When Will Running Start Feeling Easier?


Running, in its purest form, may just be the simplest, most effective, least-fussy way to boost your fitness and lose weight. There’s no extra equipment (aside from your shoes), no specific schedule (you can run whenever), and no experience necessary (almost anyone can run, even if it’s just a mile or two.)

That’s not to say that running is easy.

If you’ve ever laced up a pair of sneakers and trotted around the block, you know that the act of running can initially feel like an assault on your body. There are those creaky knees to contend with and a racing heart rate, and that’s before you wake up sore the next day. And it’s no wonder you feel it: Experts say that for every pound you weigh, your legs absorb about four times that with each foot strike. So if you weigh 150 pounds, that’s 600 pound of force on your knees, legs and feet!

But, as Bruce Springsteen sings, “baby, we were born to run.” And the more you do it, the easier it will get. Honest. Don’t believe us? We had Kellie Redmond, a longtime runner and a high school track coach in the Washington, D.C. area, weigh in on ways to get on the path to pain-free running.

Ease Into Running

Like any new venture you attempt, practice makes perfect.

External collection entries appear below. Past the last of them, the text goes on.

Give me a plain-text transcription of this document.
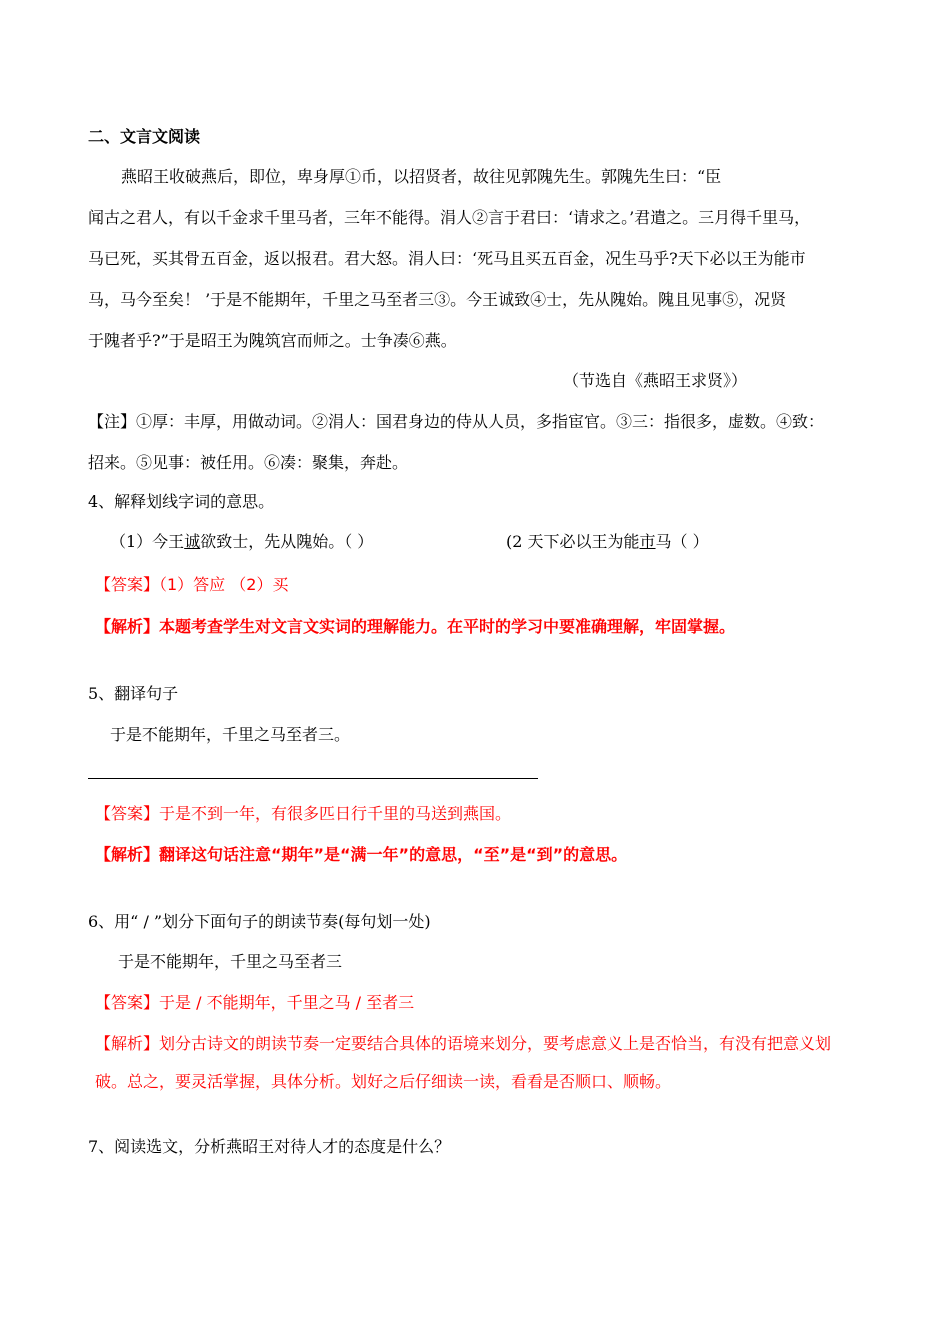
二、文言文阅读
燕昭王收破燕后，即位，卑身厚①币，以招贤者，故往见郭隗先生。郭隗先生曰：“臣
闻古之君人，有以千金求千里马者，三年不能得。涓人②言于君曰：‘请求之。’君遣之。三月得千里马，
马已死，买其骨五百金，返以报君。君大怒。涓人曰：‘死马且买五百金，况生马乎?天下必以王为能市
马，马今至矣！ ’于是不能期年，千里之马至者三③。今王诚致④士，先从隗始。隗且见事⑤，况贤
于隗者乎?”于是昭王为隗筑宫而师之。士争凑⑥燕。
（节选自《燕昭王求贤》）
【注】①厚：丰厚，用做动词。②涓人：国君身边的侍从人员，多指宦官。③三：指很多，虚数。④致：
招来。⑤见事：被任用。⑥凑：聚集，奔赴。
4、解释划线字词的意思。
（1）今王诚欲致士，先从隗始。（ ）	(2 天下必以王为能市马（ ）
【答案】（1）答应 （2）买
【解析】本题考查学生对文言文实词的理解能力。在平时的学习中要准确理解，牢固掌握。
5、翻译句子
于是不能期年，千里之马至者三。
【答案】于是不到一年，有很多匹日行千里的马送到燕国。
【解析】翻译这句话注意“期年”是“满一年”的意思，“至”是“到”的意思。
6、用“ / ”划分下面句子的朗读节奏(每句划一处)
于是不能期年，千里之马至者三
【答案】于是 / 不能期年，千里之马 / 至者三
【解析】划分古诗文的朗读节奏一定要结合具体的语境来划分，要考虑意义上是否恰当，有没有把意义划
破。总之，要灵活掌握，具体分析。划好之后仔细读一读，看看是否顺口、顺畅。
7、阅读选文，分析燕昭王对待人才的态度是什么？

Or, in the case of running, practice lessens the pain.

“New runners will certainly experience all-over soreness,” says Redmond. “That’s to be expected, but if you’re following a smart program, your body will adapt.” It may not happen from one run to another, but give it a couple of weeks, and that tight calf or that sore knee may seem like less of an insurmountable challenge and more of an insignificant niggle.

While you may notice more muscle definition in your legs or that you’re able to slide into those skinny jeans after a few months, what you can’t see is the effects running has on the inner workings of your body—and your tolerance for pain.

“A lot of things happen to your body as you run more and get more fit. Your muscles create more mitochondria and capillaries, your muscle fibers and your joints and connective tissue all get stronger, and your muscles are better able to process lactate,” says Redmond. “All in all, you become faster, stronger and more efficient—and able to handle more pain.”

Give it a Rest

Even if you’re amped to make running a regular part of your routine, it’s still smart to choose a schedule that will give you plenty of time to recover. Rotate your running days with recovery (that’s cross-training or taking the entire day off) to give those legs time to rest and refresh—and help you stay injury-free.

A good rule of thumb? Shoot for at least three rest days a week when you’re first starting out. Then, the more you progress in your training, you can increase your mileage and pace, but you should always keep those off days (from running) in the rotation. And no matter if you’re running hard or taking it easy, make sure to factor in time for stretching and foam rolling trouble spots post-run to stay injury-free.

Running Pain: What’s Normal, What’s Not

While tight and sore muscles tend to be part of the program when you first start (and as you ramp up training), you do want to make sure you’re paying attention to any acute or nagging pain that may indicate a running-related injury.

Redmond tells her athletes that if they can point to a very specific spot that hurts, as opposed to a general area, then it’s probably something to keep an eye on. “It’s concerning if I hear, ‘This spot right here’ versus ‘My whole leg hurts,’” she says.

If you have acute or nagging pain, take three days off from running, and rest your legs as much as possible. Apply ice to the area a few times a day for 10-15 minutes each time, and use a foam roller to reduce inflammation and loosen tight muscles.

“If it still hurts after that, check in with a doctor,” recommends Redmond. An orthopedist or sports medicine doctor should be able to look at any biomechanic imbalances you have to determine the root of the pain and how to address it. Often, it’s something as simple as needing more supportive shoes or orthotics (which stabilize your feet in your shoes), but tackling the problem early will prevent it from leading to a sidelining injury.

Check Your Head

Whether you’re determined to cross the finish line of your first fun run, or aiming to become a marathoner, you should go into that goal with the acceptance that running is—and always will be—a challenge.

Professional runners may make clicking off 5-minute miles look like no big deal, but trust us: It’s just as tough for them to get through their runs as it is for you. The good news? You will get used to running the more you do it, but: “going into it knowing that there will be easy days and hard days will help you mentally prepare for the process,” says Redmond.

Her recommendation for staying motivated? Find a training buddy to help you muscle through those tough days. “Having someone else to talk through your concerns and issues is a huge help,” she says. “And if you’re both hurting, you can pick each other up.”

Prefer to run solo? Track your progression in a running log or online, making sure to take notes of the times any pain pops up. That way, you’ll have a clear idea of how your body reacts when you ramp up your running. Plus, says, Redmond, “Seeing all of your accomplishments laid out in front of you is like a nice pat on the back for all of your hard work. It makes all the difference in the world.”